By Dr Neals J. Chitan
A new day dawned in January 2017 when a different approach to fighting crime was adopted and championed by St Kitts-Nevis’ ministry of national security and its determined and focused permanent secretary, Osmond Petty, and Prime Minister Dr Timothy Harris.
2016 had taken the homicidal plotting graph to a record-breaking level, registering 32 homicides that year in the twin-island nation. A different formula was desperately needed to sustainably break this antisocial spiral that was tarnishing the good repute of the “Sugar City” and threatening to negatively impact its growing and booming tourist industry.
It was at this point of need, our copyrighted “EDER Approach” — a four-dimensional approach to crime reduction was investigated and chosen by the ruling Team Unity government as the way forward to sustainably stop the social hemorrhaging that literally created blood flow on the streets of the Federation.
After a series of robust consultations with parents, teachers and law enforcers which represented three levels of enforcement — the “E” in EDER, we undertook the “D” which means diagnosis. There is a traditional approach to crime in the Caribbean where the heavy hand of law enforcement rips through communities and indiscriminately pounces on socially damaged men who fit the criminal profile.
The diagnosis aspect of the EDER is meant to blend a socially softer approach with that toughness of enforcement to take an intentional look at the roots causing crime and violence. And so, it was with this objective in mind we engaged our “Uprooting Crime and Violence Symposium” at the St Kitts Marriott Hotel, taking an in-depth look at 12 psychosocial roots of crime and violence and how we can kill those roots if we hope to break the persisting trend.
This symposium was very well attended and saw the participation and direct involvement of educators, law enforcers, mental health professionals, clergy, social science professionals, health professional and every conceivable interested stakeholder within the Federation. After my presentation of the 12 roots and their impact on a wide spectrum of criminal activity, these professionals were tasked with coming together within their special interest groups to identify the root most germane to their profession and design a short-term and long-term strategy that they can use to kill that root nationally.

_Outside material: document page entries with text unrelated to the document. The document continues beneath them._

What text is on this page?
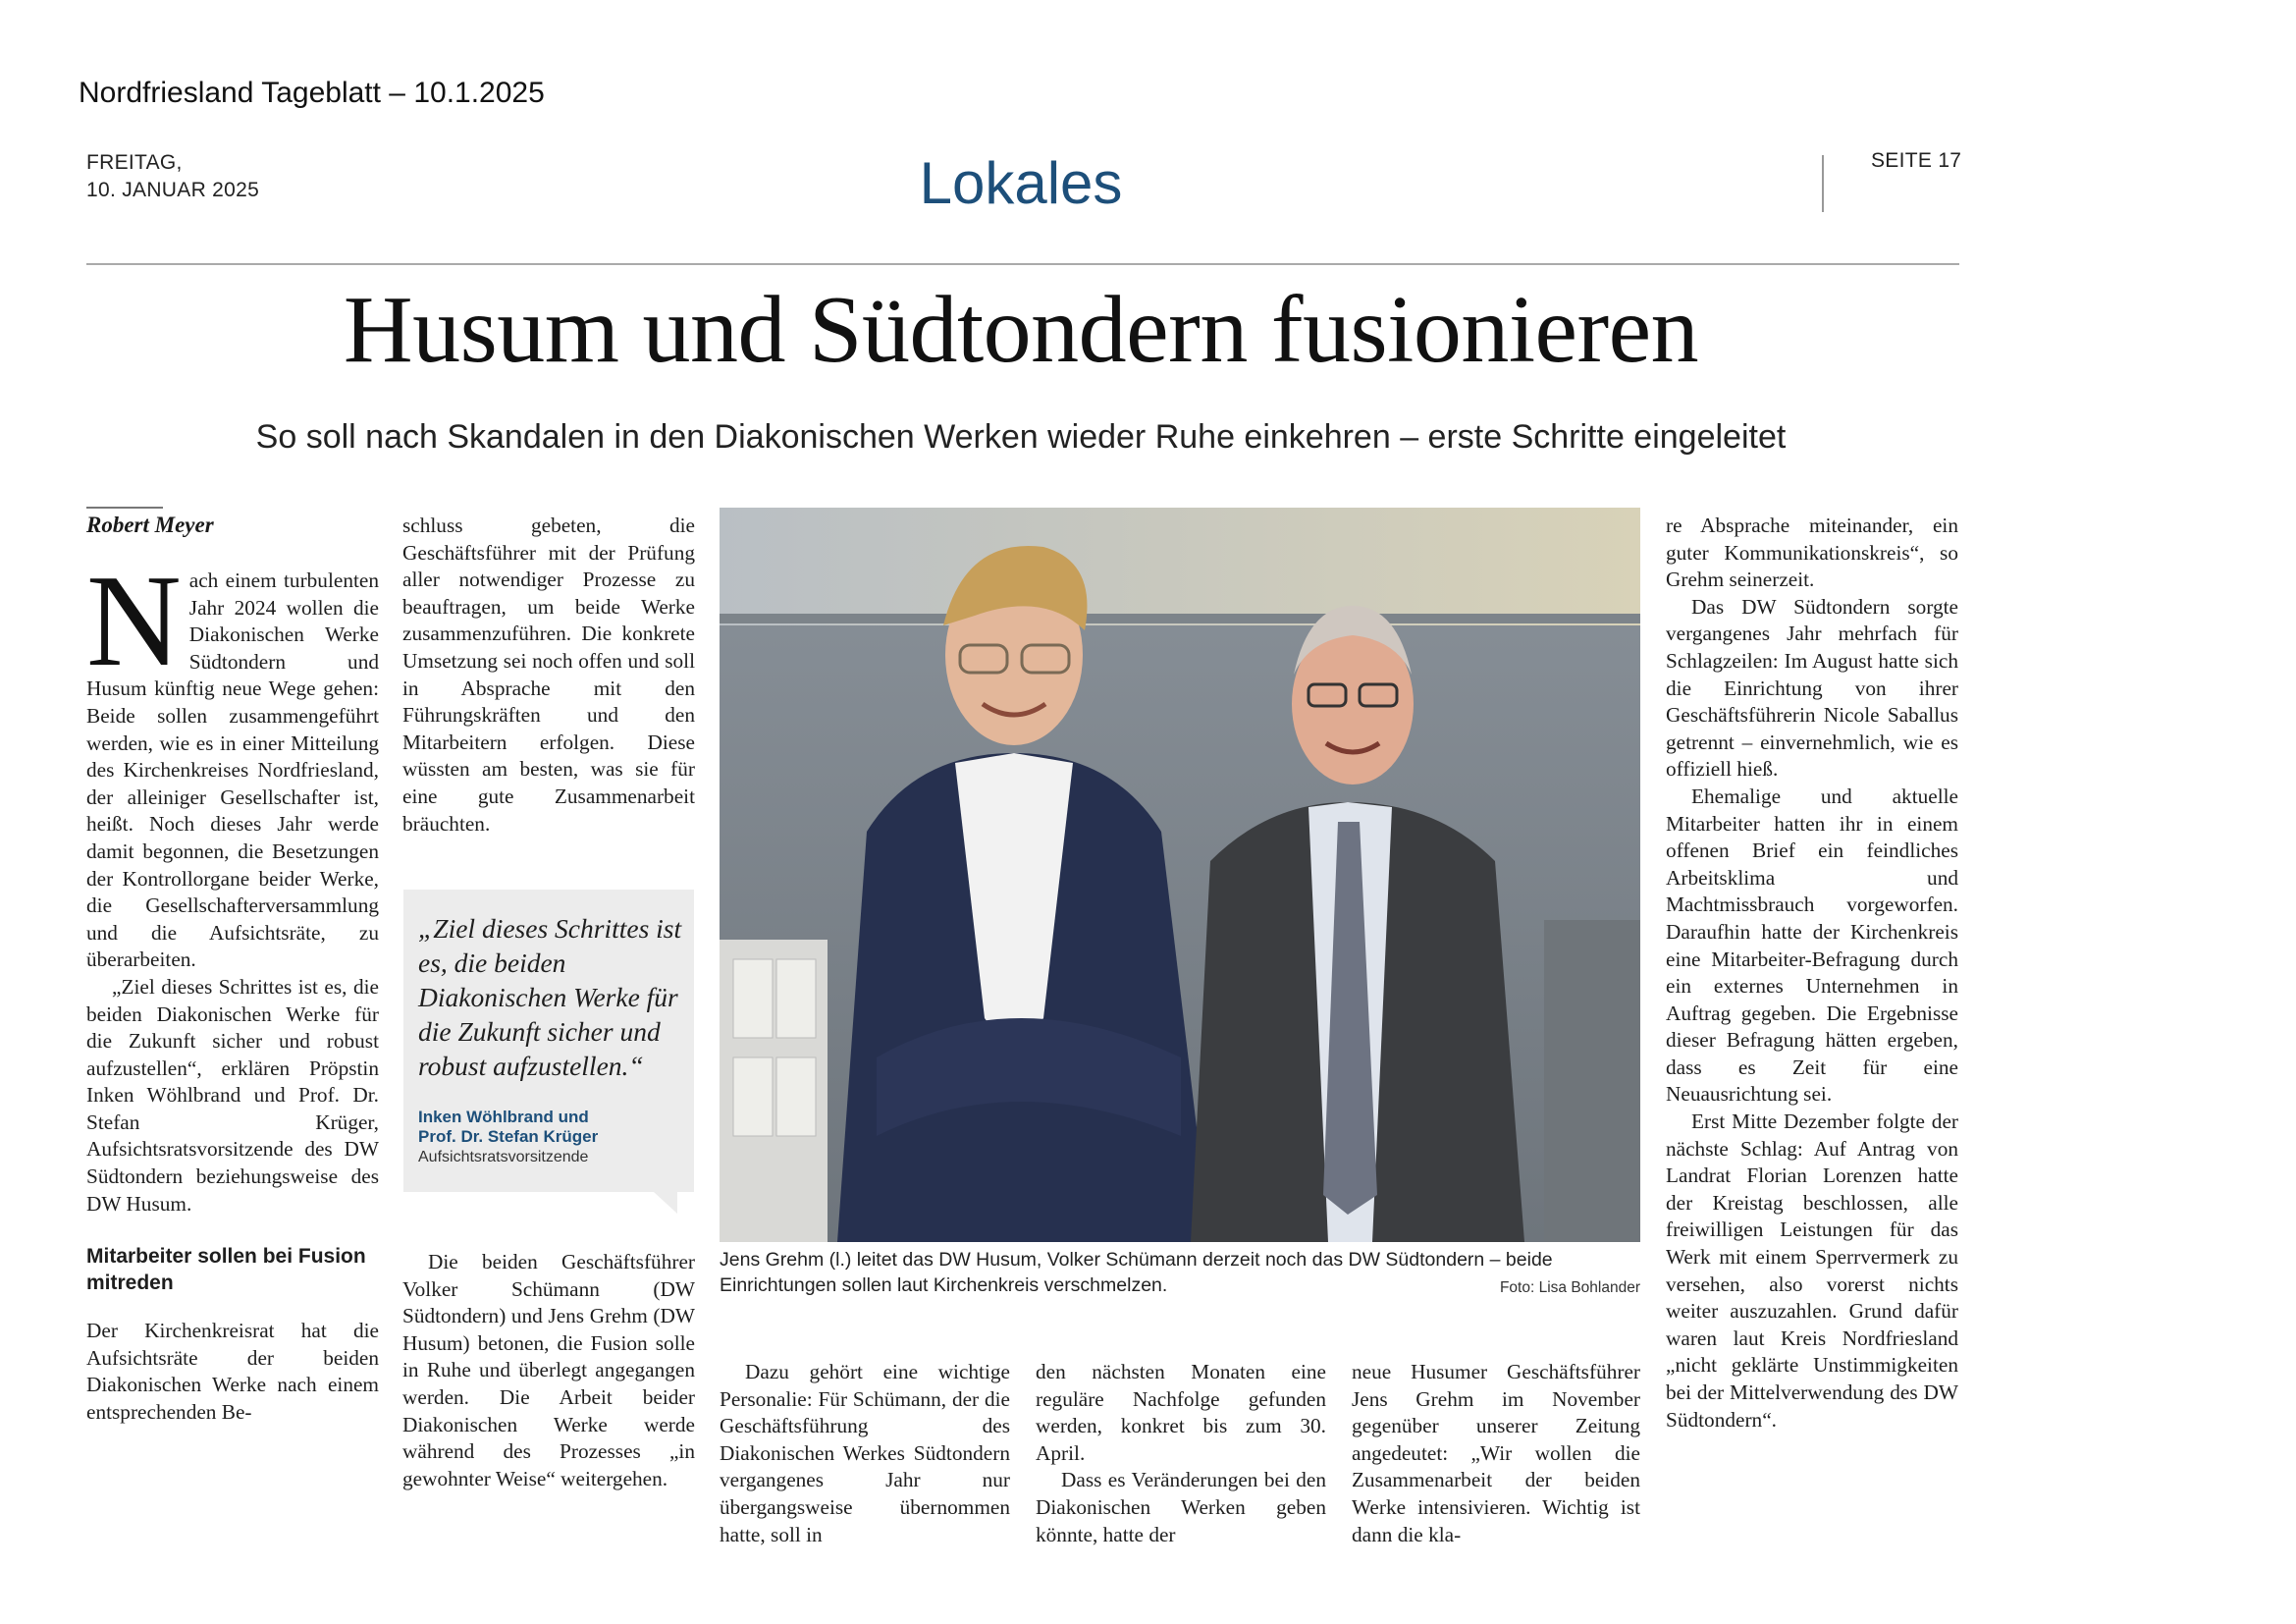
Nordfriesland Tageblatt – 10.1.2025
FREITAG,
10. JANUAR 2025	Lokales	SEITE 17
Husum und Südtondern fusionieren
So soll nach Skandalen in den Diakonischen Werken wieder Ruhe einkehren – erste Schritte eingeleitet
Robert Meyer

Nach einem turbulenten Jahr 2024 wollen die Diakonischen Werke Südtondern und Husum künftig neue Wege gehen: Beide sollen zusammengeführt werden, wie es in einer Mitteilung des Kirchenkreises Nordfriesland, der alleiniger Gesellschafter ist, heißt. Noch dieses Jahr werde damit begonnen, die Besetzungen der Kontrollorgane beider Werke, die Gesellschafterversammlung und die Aufsichtsräte, zu überarbeiten.

„Ziel dieses Schrittes ist es, die beiden Diakonischen Werke für die Zukunft sicher und robust aufzustellen“, erklären Pröpstin Inken Wöhlbrand und Prof. Dr. Stefan Krüger, Aufsichtsratsvorsitzende des DW Südtondern beziehungsweise des DW Husum.

Mitarbeiter sollen bei Fusion mitreden

Der Kirchenkreisrat hat die Aufsichtsräte der beiden Diakonischen Werke nach einem entsprechenden Be-

schluss gebeten, die Geschäftsführer mit der Prüfung aller notwendiger Prozesse zu beauftragen, um beide Werke zusammenzuführen. Die konkrete Umsetzung sei noch offen und soll in Absprache mit den Führungskräften und den Mitarbeitern erfolgen. Diese wüssten am besten, was sie für eine gute Zusammenarbeit bräuchten.

„Ziel dieses Schrittes ist es, die beiden Diakonischen Werke für die Zukunft sicher und robust aufzustellen.“
Inken Wöhlbrand und
Prof. Dr. Stefan Krüger
Aufsichtsratsvorsitzende

Die beiden Geschäftsführer Volker Schümann (DW Südtondern) und Jens Grehm (DW Husum) betonen, die Fusion solle in Ruhe und überlegt angegangen werden. Die Arbeit beider Diakonischen Werke werde während des Prozesses „in gewohnter Weise“ weitergehen.

Jens Grehm (l.) leitet das DW Husum, Volker Schümann derzeit noch das DW Südtondern – beide Einrichtungen sollen laut Kirchenkreis verschmelzen.	Foto: Lisa Bohlander

Dazu gehört eine wichtige Personalie: Für Schümann, der die Geschäftsführung des Diakonischen Werkes Südtondern vergangenes Jahr nur übergangsweise übernommen hatte, soll in

den nächsten Monaten eine reguläre Nachfolge gefunden werden, konkret bis zum 30. April.

Dass es Veränderungen bei den Diakonischen Werken geben könnte, hatte der

neue Husumer Geschäftsführer Jens Grehm im November gegenüber unserer Zeitung angedeutet: „Wir wollen die Zusammenarbeit der beiden Werke intensivieren. Wichtig ist dann die kla-

re Absprache miteinander, ein guter Kommunikationskreis“, so Grehm seinerzeit.

Das DW Südtondern sorgte vergangenes Jahr mehrfach für Schlagzeilen: Im August hatte sich die Einrichtung von ihrer Geschäftsführerin Nicole Saballus getrennt – einvernehmlich, wie es offiziell hieß.

Ehemalige und aktuelle Mitarbeiter hatten ihr in einem offenen Brief ein feindliches Arbeitsklima und Machtmissbrauch vorgeworfen. Daraufhin hatte der Kirchenkreis eine Mitarbeiter-Befragung durch ein externes Unternehmen in Auftrag gegeben. Die Ergebnisse dieser Befragung hätten ergeben, dass es Zeit für eine Neuausrichtung sei.

Erst Mitte Dezember folgte der nächste Schlag: Auf Antrag von Landrat Florian Lorenzen hatte der Kreistag beschlossen, alle freiwilligen Leistungen für das Werk mit einem Sperrvermerk zu versehen, also vorerst nichts weiter auszuzahlen. Grund dafür waren laut Kreis Nordfriesland „nicht geklärte Unstimmigkeiten bei der Mittelverwendung des DW Südtondern“.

It was within that working framework that an idea that would change the social direction of the Federation of St Kitts-Nevis was born. Following in the footsteps of most great change makers, Inspector Rosemarie Isles-Joseph of the St Christopher and Nevis Police Force was struck by inspiration and the idea of the St Kitts-Nevis Explorer Movement was born.
As a law enforcer who is closely connected to her community and had frequently used the softer side of inspiration and encouragement to deal with anti-social behaviour, she was herself inspired to start a community youth club that can bring children together and keep them involved in exciting character-building activities. So, injecting Permanent Secretary Petty with a dose of the same inspiration, they together sold the idea to a few of her police colleagues and the first Community Policing Team was formed to help undertake the explosion and expansion of what would become the Explorers Youth Club Movement in St Kitts and Nevis.
June 2017 saw its launch as over 70 children and teens between the ages of 4-19 from neighboring Molineaux and Phillips communities came together with parents and guardians for their first meeting. It was indeed the birth of Mol-Phil, the flagship club of the Explorer Movement leading the way to be followed by Chadwell club, St Peter’s club, St Paul’s club and the Cayon club, totalling over 400 children meeting on a weekly basis.
These children are all trained and encouraged to live by their pledge and motto which are meant to inscribe on their minds; discipline, good decisions, crime-free living, impulse control, helpfulness and being good citizens. As a paramilitary organization, along with these character-building activities, they enjoy competitive sports, drumming, dancing, hiking, cooking, sewing and drilling, and were participants in the 2017 and 2018 National Independence Celebration Parade.
On Friday November 23, 2018, during a promotional event in the sister island of Nevis, sixty uniformed Explorer Ambassadors along with their highly synchronized drum corps and Community Policing Team paraded through the streets of Charlestown the capital city to encourage and ignite the Explorer Movement in Nevis. Later, these excited and highly motivated Explorers ran through the streets and alleyways of gun ridden communities, knocking on doors and encouraging parents and children to get involved, leaving them with the high expectation of a soon coming Explorer Movement to Nevis also.
As the crime reduction consultant to the Federation, it was my pleasure to be part of the team, escorting them along with my admin assistant Mrs Ann Chitan, permanent secretary Osmond Petty, founder Inspector Rosemarie Isle-Joseph and her team; Sgt. Sampson, Constable Percival, Sgt. Henderson, Constable Hendrickson, Constable McSheene, Constable Thomas and Constable Daniels from Nevis.
Truly, amidst the blazing fiery infernos that are destroying homes, communities and forest across the globe, I am pleased to report that there is a blazing fire of inspiration, hope and positivity that is blazing across St Kitts-Nevis and which will hopefully spread across the Caribbean to reduce the growing anti-social behavior that’s breeding crime and violence.